There’s our word grace. We ask our two exegetical questions:
- Is the word grace here used in the narrower, technical sense, of spiritual strength? Since the immediate context speaks of “edification,” we can reasonably say yes.
- Does the context identify a practice, an “exercise,” that results in this spiritual strength? It does; the exercise is our words—our conversation.
In a sense this passage is backwards from the other two. It’s not speaking of something that makes us stronger; it’s speaking rather of something we do that makes others stronger. But since this is a reciprocal activity, based in relationship, it’s reasonable to conclude that the words that others speak to us will similarly strengthen us, since they’re “good for edification.”

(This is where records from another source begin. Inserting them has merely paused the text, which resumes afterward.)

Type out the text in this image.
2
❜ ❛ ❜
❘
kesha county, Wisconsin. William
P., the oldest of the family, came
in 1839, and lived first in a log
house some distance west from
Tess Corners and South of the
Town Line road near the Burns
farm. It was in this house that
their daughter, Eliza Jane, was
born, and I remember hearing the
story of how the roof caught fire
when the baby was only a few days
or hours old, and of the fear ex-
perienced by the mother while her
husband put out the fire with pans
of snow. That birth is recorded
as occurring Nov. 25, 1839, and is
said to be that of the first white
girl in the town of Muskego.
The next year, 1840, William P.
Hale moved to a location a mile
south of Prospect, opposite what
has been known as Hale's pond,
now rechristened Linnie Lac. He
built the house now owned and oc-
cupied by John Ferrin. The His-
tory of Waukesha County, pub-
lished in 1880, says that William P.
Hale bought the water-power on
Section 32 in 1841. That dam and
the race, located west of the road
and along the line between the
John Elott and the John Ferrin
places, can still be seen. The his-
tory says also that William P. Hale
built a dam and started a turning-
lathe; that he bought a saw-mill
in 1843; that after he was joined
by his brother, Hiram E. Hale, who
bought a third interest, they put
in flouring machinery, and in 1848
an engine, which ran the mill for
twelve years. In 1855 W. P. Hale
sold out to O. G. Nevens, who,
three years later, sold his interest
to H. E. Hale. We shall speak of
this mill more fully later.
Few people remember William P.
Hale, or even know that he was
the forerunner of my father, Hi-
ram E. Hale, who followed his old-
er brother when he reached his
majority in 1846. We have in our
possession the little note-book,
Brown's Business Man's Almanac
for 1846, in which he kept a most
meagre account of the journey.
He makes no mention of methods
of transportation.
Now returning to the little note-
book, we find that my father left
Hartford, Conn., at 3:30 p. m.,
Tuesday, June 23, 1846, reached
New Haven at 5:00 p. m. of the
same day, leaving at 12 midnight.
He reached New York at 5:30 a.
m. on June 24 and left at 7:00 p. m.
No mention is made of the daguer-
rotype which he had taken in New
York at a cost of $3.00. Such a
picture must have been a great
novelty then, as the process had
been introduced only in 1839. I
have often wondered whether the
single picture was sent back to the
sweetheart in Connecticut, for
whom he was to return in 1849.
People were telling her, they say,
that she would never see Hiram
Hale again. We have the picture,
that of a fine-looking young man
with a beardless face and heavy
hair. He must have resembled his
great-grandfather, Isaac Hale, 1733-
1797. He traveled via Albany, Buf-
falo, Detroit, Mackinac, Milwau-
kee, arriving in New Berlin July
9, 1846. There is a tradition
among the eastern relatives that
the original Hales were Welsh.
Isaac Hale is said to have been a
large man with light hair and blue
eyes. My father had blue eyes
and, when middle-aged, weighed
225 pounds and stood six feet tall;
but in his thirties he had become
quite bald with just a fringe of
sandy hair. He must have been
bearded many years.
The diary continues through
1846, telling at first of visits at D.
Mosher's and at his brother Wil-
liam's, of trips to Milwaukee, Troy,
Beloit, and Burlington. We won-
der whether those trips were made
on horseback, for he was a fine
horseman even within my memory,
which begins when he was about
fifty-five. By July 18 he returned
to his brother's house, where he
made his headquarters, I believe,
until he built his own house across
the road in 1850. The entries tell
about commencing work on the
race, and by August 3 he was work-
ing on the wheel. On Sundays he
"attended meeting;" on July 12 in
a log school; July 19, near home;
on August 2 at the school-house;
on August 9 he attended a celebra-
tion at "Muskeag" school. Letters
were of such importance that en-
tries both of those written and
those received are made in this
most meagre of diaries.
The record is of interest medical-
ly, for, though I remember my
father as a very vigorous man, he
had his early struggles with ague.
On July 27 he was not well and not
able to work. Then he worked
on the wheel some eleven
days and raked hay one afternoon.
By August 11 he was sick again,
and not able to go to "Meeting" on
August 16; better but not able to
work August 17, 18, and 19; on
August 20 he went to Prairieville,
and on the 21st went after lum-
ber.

So the third exercise machine is conversation with other believers that strengthens us to live biblically in an antibiblical world.

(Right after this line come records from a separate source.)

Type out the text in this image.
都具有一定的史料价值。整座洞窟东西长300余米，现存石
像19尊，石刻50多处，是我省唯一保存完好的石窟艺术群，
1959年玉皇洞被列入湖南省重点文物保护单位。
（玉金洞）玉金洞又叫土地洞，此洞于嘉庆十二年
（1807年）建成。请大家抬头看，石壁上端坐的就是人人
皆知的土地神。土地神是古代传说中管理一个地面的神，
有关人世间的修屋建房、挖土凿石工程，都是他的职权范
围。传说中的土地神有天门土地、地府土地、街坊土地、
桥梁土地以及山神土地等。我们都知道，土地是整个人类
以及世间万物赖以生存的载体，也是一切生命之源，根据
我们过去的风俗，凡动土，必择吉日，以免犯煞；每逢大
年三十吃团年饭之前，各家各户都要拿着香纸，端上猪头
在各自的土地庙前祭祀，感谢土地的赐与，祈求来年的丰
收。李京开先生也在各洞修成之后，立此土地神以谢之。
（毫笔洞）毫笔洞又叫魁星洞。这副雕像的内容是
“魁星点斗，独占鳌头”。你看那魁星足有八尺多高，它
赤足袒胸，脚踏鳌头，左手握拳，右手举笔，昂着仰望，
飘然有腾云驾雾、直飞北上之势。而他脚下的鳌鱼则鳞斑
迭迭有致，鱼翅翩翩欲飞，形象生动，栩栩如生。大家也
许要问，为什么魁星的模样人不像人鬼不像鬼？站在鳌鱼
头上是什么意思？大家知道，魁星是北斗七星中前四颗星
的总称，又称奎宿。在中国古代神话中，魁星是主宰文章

We have a word for that, one that we get from the Scripture itself:
Fellowship.
We talk about fellowship a lot in our churches. We even have a room named for it: the Fellowship Hall.
How do we know which room in the church is the Fellowship Hall?
It’s the one with a kitchen.
And as a body we’ll frequently adjourn to the Fellowship Hall, where we’ll all eat casseroles and talk about sports and politics and who’s dating whom.
And when it’s done, we’ll leave and say that we had such good “fellowship” today.
No, we didn’t.
I’m not suggesting that it’s wrong to talk about sports or politics, or even who’s dating whom—provided we’re not gossiping.
But that’s not fellowship. It’s just conversation.
Fellowship is talking to one another about our relationships with Christ, and our struggles, and our victories, and our experiences. It’s encouraging one another as we walk the path of discipleship together. It’s building spiritual muscle in others by spotting them when they’re bench pressing and by telling them that they can do 10 more reps.
And it’s not just talk. It’s taking action to make things better. It’s intervening on behalf of “widows and orphans in their distress” (Jam 1.27) and going to someone’s house when he’s depressed and mowing an elderly couple’s lawn and telling an inattentive adult son that his Mom needs his financial help.
We can work on the other exercise machines alone. Bible study and prayer can be corporate, of course, but we actually need to have a significant portion of our time on those machines by ourselves.
But fellowship is a team sport. That’s the whole point.
A further thought.
You can’t knowingly encourage a fellow believer in his struggle if you don’t know he’s struggling. The church needs to be a place where we know that we can share those struggles safely and where we know that those who hear will care and respond with encouraging words and with selfless actions.
The church ought to be a safe space.
And we ought to measure our words, directing them as carefully as if they were bullets, able to stop the attacker but able also to hurt the good guys if they’re sent out carelessly, without possibility of recall.
We ought to engage one another in the body with care, and thought, and intent, and purpose.
We ought to put weights on that machine, too.